The original discovery stunned paleoanthropologists: A research team last month announced that it had found the bones of a new species of human in a cave on the Indonesian island of Flores (ScienceNOW , 27 October). The discovery of meter-tall humans suggested that until relatively recently, Homo sapiens was not the only human species on the planet. But a small group of skeptics argued that the skeleton belonged to a modern human afflicted with microcephaly, a deformity characterized by a very small brain and head ( Science , 12 November, p. 1116).
Earlier this month, one of the skeptics, Teuku Jacob of Gadjah Mada University in Yogyakarta, had the skull of the hominid--dubbed Homo floresiensis by the Indonesian-Australian team that discovered it--transferred to his own laboratory from its official depository at the Center for Archaeology in Jakarta. Center officials have agreed to Jacob's request to have the skeleton's remaining bones, as well as the fragmentary remains of several other tiny hominids unearthed during this year's season, transported to Gadjah Mada as well, according to Radien Soejono, the center's senior archaeologist and co-leader of the discovery team.

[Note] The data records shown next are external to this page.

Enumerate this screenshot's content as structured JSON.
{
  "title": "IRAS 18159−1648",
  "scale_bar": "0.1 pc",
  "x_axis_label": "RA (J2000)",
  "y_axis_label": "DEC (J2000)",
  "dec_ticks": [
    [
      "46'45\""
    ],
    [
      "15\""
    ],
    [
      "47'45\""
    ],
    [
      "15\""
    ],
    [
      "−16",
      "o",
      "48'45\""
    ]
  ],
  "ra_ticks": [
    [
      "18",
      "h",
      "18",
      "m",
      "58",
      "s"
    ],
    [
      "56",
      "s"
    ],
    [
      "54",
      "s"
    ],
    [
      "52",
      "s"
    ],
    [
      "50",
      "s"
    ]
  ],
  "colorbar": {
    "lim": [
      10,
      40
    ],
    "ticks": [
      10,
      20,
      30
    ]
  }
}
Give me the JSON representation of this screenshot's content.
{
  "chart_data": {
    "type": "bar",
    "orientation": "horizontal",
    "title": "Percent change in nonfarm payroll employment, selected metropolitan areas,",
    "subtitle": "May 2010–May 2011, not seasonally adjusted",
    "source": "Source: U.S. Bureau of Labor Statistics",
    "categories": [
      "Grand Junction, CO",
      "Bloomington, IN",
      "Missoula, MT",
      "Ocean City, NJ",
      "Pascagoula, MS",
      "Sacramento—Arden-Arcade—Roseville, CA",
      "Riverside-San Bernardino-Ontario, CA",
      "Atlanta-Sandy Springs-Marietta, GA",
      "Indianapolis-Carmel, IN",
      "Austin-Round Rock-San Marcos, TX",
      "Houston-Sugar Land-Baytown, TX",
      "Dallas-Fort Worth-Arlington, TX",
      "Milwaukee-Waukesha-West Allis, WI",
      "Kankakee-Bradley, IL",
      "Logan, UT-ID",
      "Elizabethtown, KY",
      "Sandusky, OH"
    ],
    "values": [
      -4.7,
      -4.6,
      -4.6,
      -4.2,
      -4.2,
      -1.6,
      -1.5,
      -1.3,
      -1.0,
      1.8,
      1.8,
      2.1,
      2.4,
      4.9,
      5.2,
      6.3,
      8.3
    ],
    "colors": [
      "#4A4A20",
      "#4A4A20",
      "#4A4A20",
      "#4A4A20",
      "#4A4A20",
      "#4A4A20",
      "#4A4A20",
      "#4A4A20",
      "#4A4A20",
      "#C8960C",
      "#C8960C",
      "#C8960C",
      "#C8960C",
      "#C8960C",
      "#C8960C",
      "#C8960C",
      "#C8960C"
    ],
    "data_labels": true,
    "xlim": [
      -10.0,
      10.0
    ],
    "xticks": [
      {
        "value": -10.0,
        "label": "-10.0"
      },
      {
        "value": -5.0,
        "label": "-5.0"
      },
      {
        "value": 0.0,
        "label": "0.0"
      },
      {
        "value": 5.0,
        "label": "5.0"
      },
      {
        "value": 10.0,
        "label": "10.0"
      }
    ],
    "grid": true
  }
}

Some researchers are worried that Jacob will prevent others from studying the bones; he is well known for guarding access to fossils in his possession (Science , 6 March 1998, p. 1482). "This development seems to threaten all future studies of Homo floresiensis," says Chris Stringer, a paleoanthropologist at the Natural History Museum in London. Stringer's concerns are echoed by a number of other researchers. "We are very unhappy," said one Indonesian archaeologist, who asked not to be identified. Paleoanthropologist Peter Brown of the University of New England in Armidale, Australia, who originally analyzed the skeleton, says, "I doubt that the material will ever be studied again."
Soejono expects Jacob to return all of the bones to Jakarta eventually, although he's not sure when. "I am not going to push" for their return, Soejono says, adding that Jacob is a "very experienced" scientist.
Jacob told Science he will probably need until the end of this year to complete his study. He says that it is up to the Center for Archaeology to decide the bones' ultimate fate but adds that the remains would be "much safer" in his own vaults in Yogyakarta, where many of Indonesia's famous hominid fossils are also stored.